QAQ很棒的关于ink和Dream的文!!未来的我啊如果你看到了这个一定要看一看!!!!

南极居民无所畏惧:

*清水,drink比较顺口(突然口渴)


*私设,Underverse涉及,OOC


*夹带私(个人)货(理解)


*我爱脑补,脑补充实生活:)


 


Dream找到ink的时候,那里天色正好。


他小心翼翼地避开那些烂漫的花朵,走到ink身边坐下。他最好的友人专心描摹着眼前肆意绽放的春色,并没有因为他的到来而转移自己的关注。


但dream感到安心。他随着友人的视线望向那片田野,金色的小花开遍山埂,从这一头、铺洒到那一头,望不见边际,每一朵都那么柔软、甜美,盛着一勺阳光,明媚地伸展着纤细的躯体。风裹挟着几片花瓣温柔拂过,亲吻着每一个不经意间抓住它的人;那吻细密而缠绵,带着冰雪初融的微凉、春泥舒软的吐息、草木新生的清芬。

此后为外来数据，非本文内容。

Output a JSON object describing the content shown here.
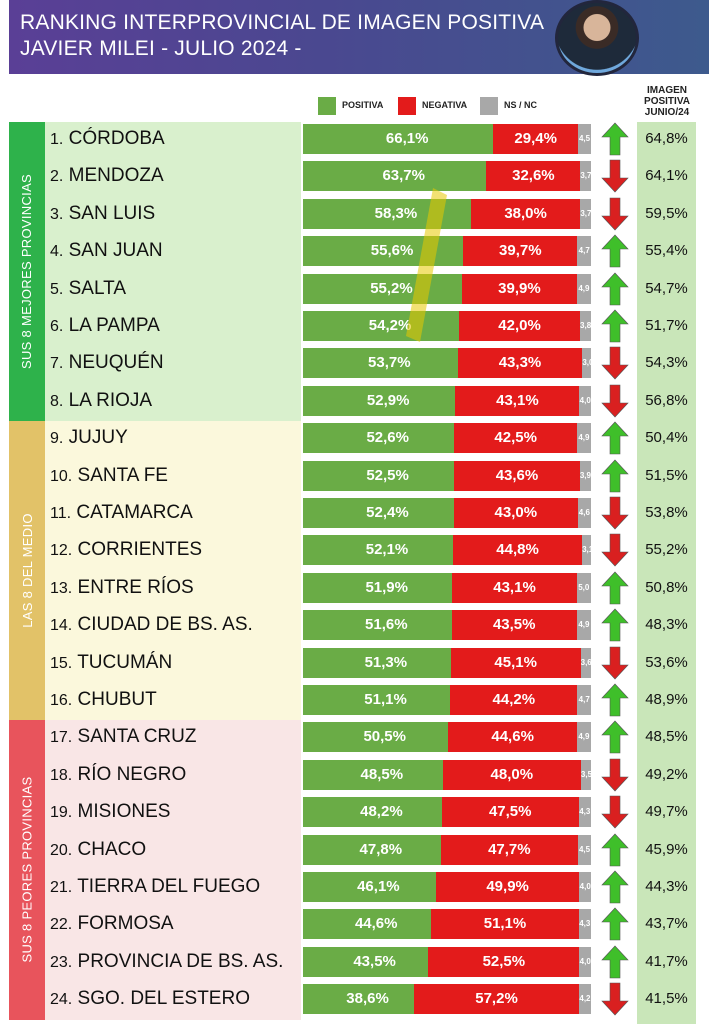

于是他阖上眼,温顺地回应,思绪被带去远方。清澈的溪水潺潺流动、击打在灰色或褐色的石块上,鸽子立在枝头,织布鸟和缝叶莺穿梭在茂密的林间寻找符合心意的筑家材料,还有许多认不出的鸟在鸣叫;阳光花蕊般斑驳地散落下来,雾气氤氲的峡谷对岸,白色云烟缭绕的山峰青黛而逶迤,与朦胧的天空相触,又显和谐、天籁和宁静。


有什么在有力地跃动,在一片平和下翻涌,略带寂寞的漫过河谷和海岸,将这颗小小的行星轻柔地拥在怀里。


那是这个世界最初的记忆。


 


再次睁开眼,浩瀚的星河映入眼帘,暖色的火光从一旁映照在脸上。他不小心睡着了,身上还盖着ink的外套,森林清爽的气息扑面而来,夹杂着……烤糊的气味???


“dream你终于醒了!救命!这个怎么这么难啊(꒪Д꒪)ノ”


Ink手忙脚乱地翻着烤架上用木枝串起的的几条鱼,一边地上还堆着些回归碳基生物本质的打码物,从没干过这种事的画家已经快被虐哭了,一见dream醒了立刻挂着崩溃的泪珠求救。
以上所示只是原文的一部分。